From cities in the sky to robot butlers, futuristic visions fill the history of PopSci. In the Are we there yet? column we check in on progress towards our most ambitious promises. Read the series and explore all our 150th anniversary coverage here.
In 1953, dozens of teens at Brooklyn High School for Automotive Trades took one of the first-ever realistic driving simulators out for a spin. The Drivotrainer was no Gran Turismo, but it offered road video and a bumper car-style driver’s seat with a steering wheel, clutch, brake, mirrors, speedometer, and even a hood ornament.
When Popular Science covered the Drivotrainer’s Brooklyn, NY debut in May 1953, teen driving accident rates in the US were skyrocketing, blamed largely on an increase in automobile access and lack of adequate training. For the 15–24 age group, motor vehicle death rates had surged over the prior decade, more than doubling by 1956 to nearly 43 per 100,000. But it was too costly for schools to provide enough dual-control training cars and instructors to meet the increased driver-education demand. Since flight simulators, which were first introduced as early as 1910, helped prepare pilots for real-world flying, traffic safety experts hoped that driving simulators would yield similar results for young drivers and reverse the troubling car-crash trend.
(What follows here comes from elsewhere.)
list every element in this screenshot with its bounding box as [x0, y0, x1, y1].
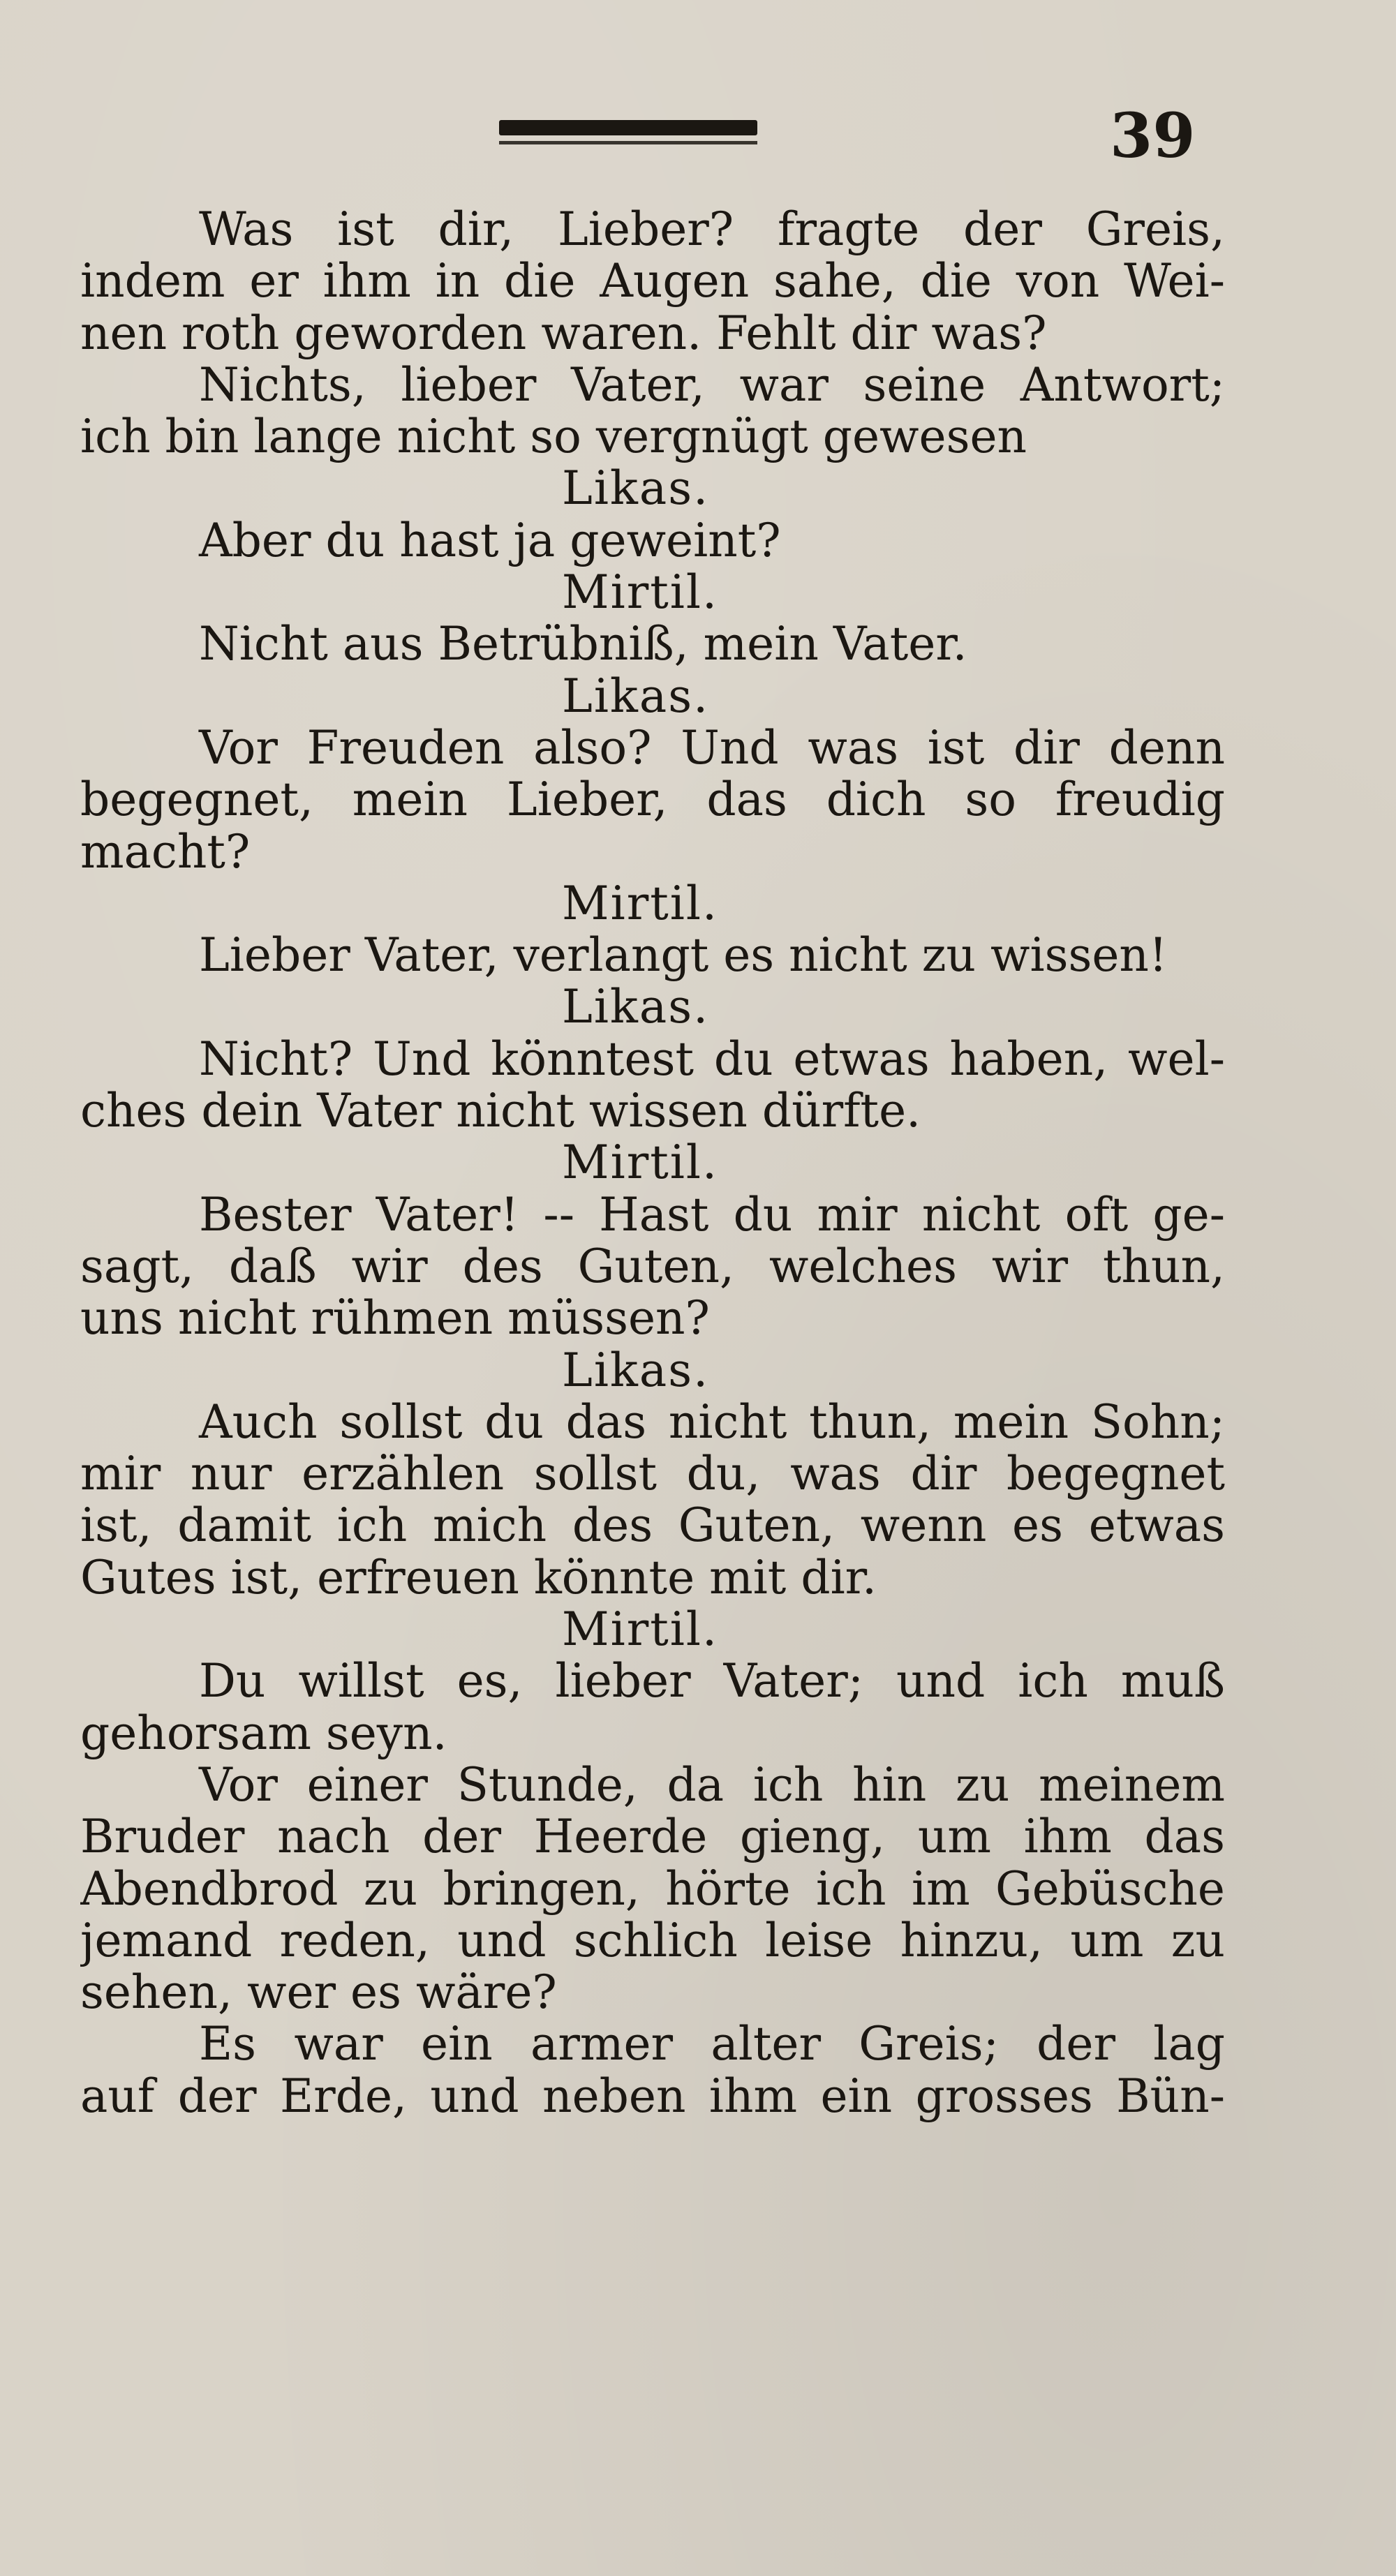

For the unlikely developer of Drivotrainer, Connecticut-based Aetna Casualty and Surety Company (now owned by CVS), driver education and accident prevention was good not only for its bottom line but also for its reputation. Aetna had been investing in driving-simulation technology as far back as 1935, when it introduced its Reactometer to measure driver response time. The Reactometer was followed by the Steerometer and then the Driverometer, an arcade-style machine that offered motion pictures to simulate driving conditions.